We can also see that the geometric mean has been more improved than the accuracy. This is as a result of smart selection of the base classifiers for classifying the unseen instances. The positive instances are more likely to be classified correctly with the classifiers which are efficient in classifying the positive instances, i.e., ATPC groups. Accordingly, the same is true for negative instances. This causes the fact that both TPR and TNR values improve simultaneously and consequently the geometric mean value increases.

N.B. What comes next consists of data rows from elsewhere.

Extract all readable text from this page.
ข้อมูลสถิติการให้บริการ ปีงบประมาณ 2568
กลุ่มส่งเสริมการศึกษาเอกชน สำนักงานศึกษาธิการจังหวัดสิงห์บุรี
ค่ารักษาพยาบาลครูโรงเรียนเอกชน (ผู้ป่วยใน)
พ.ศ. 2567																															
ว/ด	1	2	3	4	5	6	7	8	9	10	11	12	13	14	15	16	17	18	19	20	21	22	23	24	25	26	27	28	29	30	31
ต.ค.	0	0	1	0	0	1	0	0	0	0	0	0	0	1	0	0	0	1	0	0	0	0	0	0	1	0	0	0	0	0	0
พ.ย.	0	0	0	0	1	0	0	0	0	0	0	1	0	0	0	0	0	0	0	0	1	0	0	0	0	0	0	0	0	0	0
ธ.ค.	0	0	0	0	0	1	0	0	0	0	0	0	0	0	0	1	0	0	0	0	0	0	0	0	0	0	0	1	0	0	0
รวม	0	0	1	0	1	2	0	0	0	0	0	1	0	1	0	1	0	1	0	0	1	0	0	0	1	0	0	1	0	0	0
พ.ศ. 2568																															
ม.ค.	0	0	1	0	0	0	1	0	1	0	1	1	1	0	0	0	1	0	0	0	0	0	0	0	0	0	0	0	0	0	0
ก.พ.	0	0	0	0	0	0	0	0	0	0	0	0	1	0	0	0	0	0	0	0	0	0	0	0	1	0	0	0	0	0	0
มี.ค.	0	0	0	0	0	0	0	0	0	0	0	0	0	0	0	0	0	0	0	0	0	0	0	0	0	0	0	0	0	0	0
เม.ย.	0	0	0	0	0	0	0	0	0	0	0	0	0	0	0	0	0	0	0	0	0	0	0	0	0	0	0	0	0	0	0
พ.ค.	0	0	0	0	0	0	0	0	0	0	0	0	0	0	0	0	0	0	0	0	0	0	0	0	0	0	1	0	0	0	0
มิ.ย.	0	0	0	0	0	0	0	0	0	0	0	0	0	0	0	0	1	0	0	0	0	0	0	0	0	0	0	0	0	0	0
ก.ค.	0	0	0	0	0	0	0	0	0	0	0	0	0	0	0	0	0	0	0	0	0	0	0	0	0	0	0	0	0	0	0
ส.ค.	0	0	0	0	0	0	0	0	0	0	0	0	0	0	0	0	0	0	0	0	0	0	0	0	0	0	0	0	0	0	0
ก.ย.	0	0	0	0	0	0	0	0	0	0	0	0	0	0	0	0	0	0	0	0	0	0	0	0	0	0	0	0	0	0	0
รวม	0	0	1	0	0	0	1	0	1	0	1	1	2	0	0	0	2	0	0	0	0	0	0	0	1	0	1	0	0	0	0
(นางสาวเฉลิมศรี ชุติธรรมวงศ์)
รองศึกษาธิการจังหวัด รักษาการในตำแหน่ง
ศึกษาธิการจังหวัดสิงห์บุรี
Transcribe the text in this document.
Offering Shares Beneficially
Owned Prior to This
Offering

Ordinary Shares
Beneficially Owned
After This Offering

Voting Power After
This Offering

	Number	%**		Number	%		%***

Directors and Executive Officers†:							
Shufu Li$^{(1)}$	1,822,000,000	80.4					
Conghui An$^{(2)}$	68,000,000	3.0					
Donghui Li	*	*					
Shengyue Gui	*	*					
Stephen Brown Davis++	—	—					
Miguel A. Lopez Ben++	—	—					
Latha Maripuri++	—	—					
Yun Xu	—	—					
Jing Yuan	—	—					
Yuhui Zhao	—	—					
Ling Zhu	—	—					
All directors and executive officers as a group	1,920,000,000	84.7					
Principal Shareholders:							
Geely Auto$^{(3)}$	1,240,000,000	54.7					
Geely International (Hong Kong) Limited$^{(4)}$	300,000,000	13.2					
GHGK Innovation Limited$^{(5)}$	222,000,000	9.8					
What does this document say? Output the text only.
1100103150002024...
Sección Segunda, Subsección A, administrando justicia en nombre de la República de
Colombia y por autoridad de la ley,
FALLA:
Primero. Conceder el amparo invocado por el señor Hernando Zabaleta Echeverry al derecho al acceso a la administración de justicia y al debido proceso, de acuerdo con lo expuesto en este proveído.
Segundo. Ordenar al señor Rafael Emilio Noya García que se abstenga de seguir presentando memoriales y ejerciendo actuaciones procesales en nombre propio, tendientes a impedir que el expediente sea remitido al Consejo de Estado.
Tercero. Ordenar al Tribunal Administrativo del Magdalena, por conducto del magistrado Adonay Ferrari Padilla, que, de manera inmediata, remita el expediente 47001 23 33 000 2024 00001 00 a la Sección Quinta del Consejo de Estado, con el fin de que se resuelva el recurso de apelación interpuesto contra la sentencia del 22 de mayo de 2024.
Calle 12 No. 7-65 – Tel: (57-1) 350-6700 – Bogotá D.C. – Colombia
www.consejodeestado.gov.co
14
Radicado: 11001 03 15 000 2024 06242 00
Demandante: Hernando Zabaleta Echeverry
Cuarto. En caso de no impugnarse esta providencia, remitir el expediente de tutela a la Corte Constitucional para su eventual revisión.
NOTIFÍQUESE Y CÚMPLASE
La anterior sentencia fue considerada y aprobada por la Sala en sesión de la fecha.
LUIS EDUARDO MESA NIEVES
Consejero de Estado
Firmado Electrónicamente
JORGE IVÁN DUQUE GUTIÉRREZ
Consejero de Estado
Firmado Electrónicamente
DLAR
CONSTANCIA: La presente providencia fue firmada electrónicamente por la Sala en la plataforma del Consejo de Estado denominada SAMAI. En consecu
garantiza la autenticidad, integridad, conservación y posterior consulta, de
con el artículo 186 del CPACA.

Table 6 shows the classifiers in each ATPC and ATNC group. It is observed that there are different classification algorithms which are suitable for classifying the positive and negative instances. For example, while KStar algorithm has a good strength for classifying the positive instances of the LVD dataset, it is suitable for neither classifying the positive instances nor classifying negative instances. It should be taken into account that a classification algorithm may have a good strength for classifying both positive and negative instances. As an exemplification, we can see that the Naïve Bayes classifier exists in both ATPC and ATNC groups which means that it can classify both positive and negative instances efficiently.

5. Conclusion

The aim of this study is to design a heterogeneous ensemble classifier in order to achieve higher prediction performance. For this purpose, we consider multiple classification algorithms and train each of them with the training dataset. Then, we separate the classifiers which are accurate in recognizing the positive samples and those that are efficient in recognizing the negative samples. This is done by calculating the TPR and TNR values of each classifier for the validation set. Afterwards, we select the classifiers which have the higher value for the TPR and TNR to form two groups ATPCS and ATNC classifiers, respectively. We then combine the output of the classifiers in each group to generate the final output.

In order to evaluate the prediction performance of the HDEC, we have applied it on 12 standard datasets from the UCI repository and compare our proposed method against three state-of-the-art ensemble approaches including Bagging, Boosting, and Stack Generalization. The obtained results show the superiority of HDEC in terms of the accuracy and geometric mean values.

It is worth noting that although HDEC shows better performance in many datasets, it is not our purpose to express that HDEC is always better than other ensemble approaches for any dataset. As we stated before, according to “No Free Lunch” theorem, there is not a unique classifier which always shows best performance for all datasets. The proposed approach needs a balanced dataset and for this purpose we included an extra preprocessing step (using SMOTE) to convert imbalanced datasets to the balanced datasets.

For future work, we plan to extend the proposed algorithm such that it does not need the balancing step and can handle the imbalanced datasets directly. Furthermore, it is suggested to develop an adoption model to investigate the usage of more classification algorithms as the base classifiers of the HDEC. We also plan to extend our work to be capable of classifying the multiclass datasets.

Data Availability

The data used to support the findings of this study are available from the corresponding author upon request.

Conflicts of Interest

The authors declare that there are no conflicts of interest regarding the publication of this paper.